Why Do 80% of Youth Leave Church After High School?

8 01 2013

GUEST POST: Josh Griffin has been in youth ministry for 16+ years in 1 small church and 1 big church. He currently serves as the High School Pastor at Saddleback Church in Lake Forest, CA.

There is a well-known statistic that tells us that 80% of youth stop attending church after they graduate high school. As a parent, that’s the most horrifying statistic in the world to me! Let me bring that closer to home, that means, in a church youth group with 20 kids, over 15 will no longer go to church after they graduate. In a home, 3 out of 4 of our kids statistically will forsake fellowship by the time they’re 18. The cry of all of our hearts should be “why”?!

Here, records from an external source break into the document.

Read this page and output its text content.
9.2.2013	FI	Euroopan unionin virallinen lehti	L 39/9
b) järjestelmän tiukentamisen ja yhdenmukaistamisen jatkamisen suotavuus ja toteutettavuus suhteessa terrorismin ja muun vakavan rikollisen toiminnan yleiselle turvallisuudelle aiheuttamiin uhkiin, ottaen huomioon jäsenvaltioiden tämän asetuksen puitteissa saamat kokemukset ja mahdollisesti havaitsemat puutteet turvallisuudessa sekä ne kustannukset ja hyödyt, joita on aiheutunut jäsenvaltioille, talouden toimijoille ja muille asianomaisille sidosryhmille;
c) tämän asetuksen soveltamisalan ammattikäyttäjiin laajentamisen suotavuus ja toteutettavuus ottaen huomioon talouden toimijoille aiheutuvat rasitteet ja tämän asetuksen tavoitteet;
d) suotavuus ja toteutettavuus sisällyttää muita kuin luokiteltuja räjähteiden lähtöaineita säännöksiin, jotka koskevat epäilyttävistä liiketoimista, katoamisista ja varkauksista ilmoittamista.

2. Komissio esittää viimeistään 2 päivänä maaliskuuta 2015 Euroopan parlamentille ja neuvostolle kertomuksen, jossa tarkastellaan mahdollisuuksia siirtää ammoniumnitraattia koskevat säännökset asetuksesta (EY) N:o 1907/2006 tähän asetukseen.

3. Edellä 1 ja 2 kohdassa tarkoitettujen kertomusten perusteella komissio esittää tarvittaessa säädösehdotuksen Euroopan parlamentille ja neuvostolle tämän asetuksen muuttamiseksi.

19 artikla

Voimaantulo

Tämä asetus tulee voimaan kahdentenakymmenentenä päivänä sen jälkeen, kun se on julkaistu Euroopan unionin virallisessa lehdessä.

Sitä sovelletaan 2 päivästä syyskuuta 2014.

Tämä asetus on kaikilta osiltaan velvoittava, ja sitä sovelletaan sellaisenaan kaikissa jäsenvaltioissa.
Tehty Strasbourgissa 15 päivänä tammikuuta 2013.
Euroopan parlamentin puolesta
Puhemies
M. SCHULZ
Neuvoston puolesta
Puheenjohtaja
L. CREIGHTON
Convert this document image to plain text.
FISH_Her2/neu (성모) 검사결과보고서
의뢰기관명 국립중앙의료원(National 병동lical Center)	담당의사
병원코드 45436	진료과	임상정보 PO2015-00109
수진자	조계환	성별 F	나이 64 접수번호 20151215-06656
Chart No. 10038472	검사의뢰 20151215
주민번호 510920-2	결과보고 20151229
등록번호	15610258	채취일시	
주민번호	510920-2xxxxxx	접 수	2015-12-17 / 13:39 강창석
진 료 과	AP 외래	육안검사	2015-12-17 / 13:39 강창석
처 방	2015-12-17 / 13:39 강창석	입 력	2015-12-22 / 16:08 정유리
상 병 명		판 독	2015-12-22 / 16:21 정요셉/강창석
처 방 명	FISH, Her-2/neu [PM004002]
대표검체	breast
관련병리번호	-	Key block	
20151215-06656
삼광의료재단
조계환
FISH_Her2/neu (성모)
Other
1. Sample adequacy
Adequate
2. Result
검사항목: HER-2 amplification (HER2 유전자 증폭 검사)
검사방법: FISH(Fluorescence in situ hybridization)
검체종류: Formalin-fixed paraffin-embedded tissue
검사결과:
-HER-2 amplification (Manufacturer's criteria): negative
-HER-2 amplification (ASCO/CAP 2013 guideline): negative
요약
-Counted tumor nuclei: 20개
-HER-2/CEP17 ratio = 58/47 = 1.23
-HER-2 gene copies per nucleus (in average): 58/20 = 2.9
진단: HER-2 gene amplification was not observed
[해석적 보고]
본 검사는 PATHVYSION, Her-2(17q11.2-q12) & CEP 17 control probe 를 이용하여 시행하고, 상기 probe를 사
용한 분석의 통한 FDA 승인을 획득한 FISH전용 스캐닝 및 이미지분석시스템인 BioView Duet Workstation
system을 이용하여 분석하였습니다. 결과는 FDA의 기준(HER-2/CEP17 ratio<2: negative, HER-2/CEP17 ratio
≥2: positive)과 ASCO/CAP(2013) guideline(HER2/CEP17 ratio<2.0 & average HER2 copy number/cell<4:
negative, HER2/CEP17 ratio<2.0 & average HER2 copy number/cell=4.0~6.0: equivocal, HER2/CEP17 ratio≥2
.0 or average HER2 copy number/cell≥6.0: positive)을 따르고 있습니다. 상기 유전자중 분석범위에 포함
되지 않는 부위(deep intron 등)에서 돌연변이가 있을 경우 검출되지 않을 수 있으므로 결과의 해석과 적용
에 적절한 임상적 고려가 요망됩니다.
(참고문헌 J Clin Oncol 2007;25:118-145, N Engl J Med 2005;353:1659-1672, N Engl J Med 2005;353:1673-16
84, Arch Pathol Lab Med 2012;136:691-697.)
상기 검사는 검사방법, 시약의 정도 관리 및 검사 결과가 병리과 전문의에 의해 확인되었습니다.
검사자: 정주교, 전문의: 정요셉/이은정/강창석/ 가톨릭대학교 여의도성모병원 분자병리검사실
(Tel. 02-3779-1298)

I have heard many theories of why they leave: New temptations in college—no mom and dad bubble to be a governor for their sinful nature, exposure to new faiths and skeptical questions, not being properly discipled at home, going to youth group, not going to youth group, not sufficiently understanding creationism, etc. While these are real issues, I don’t believe any of them are the reason they quit church.

I spoke with a youth pastor friend who spent half of his life serving youth full-time, and with the first-hand empirical evidence of years of leading, watching, mentoring, equipping, and counseling teenagers he said that he can confidently say that most of them were NOT SAVED. They didn’t read the Bible regularly, they didn’t share their faith, many were sexually active, many experimented with drugs, they didn’t fight for godly fellowship, they were not givers, dated unbelievers, and the list of goat-like qualities goes on. They simply hadn’t been translated from darkness to light. They didn’t drift away from God after high school; they weren’t with God during high school. They drifted away from “church.”

The real question should be, how can we help our kids clearly understand the gospel—the power of God to salvation, and then equip them to live as believers?

Many of our youth genuinely don’t understand the gospel, the whole counsel of God, and we often just presume that they do. And many churches and homes have not taught our teens that an essential, fundamental part of being a disciple is sharing the gospel, and then equipped them for that adventurous task.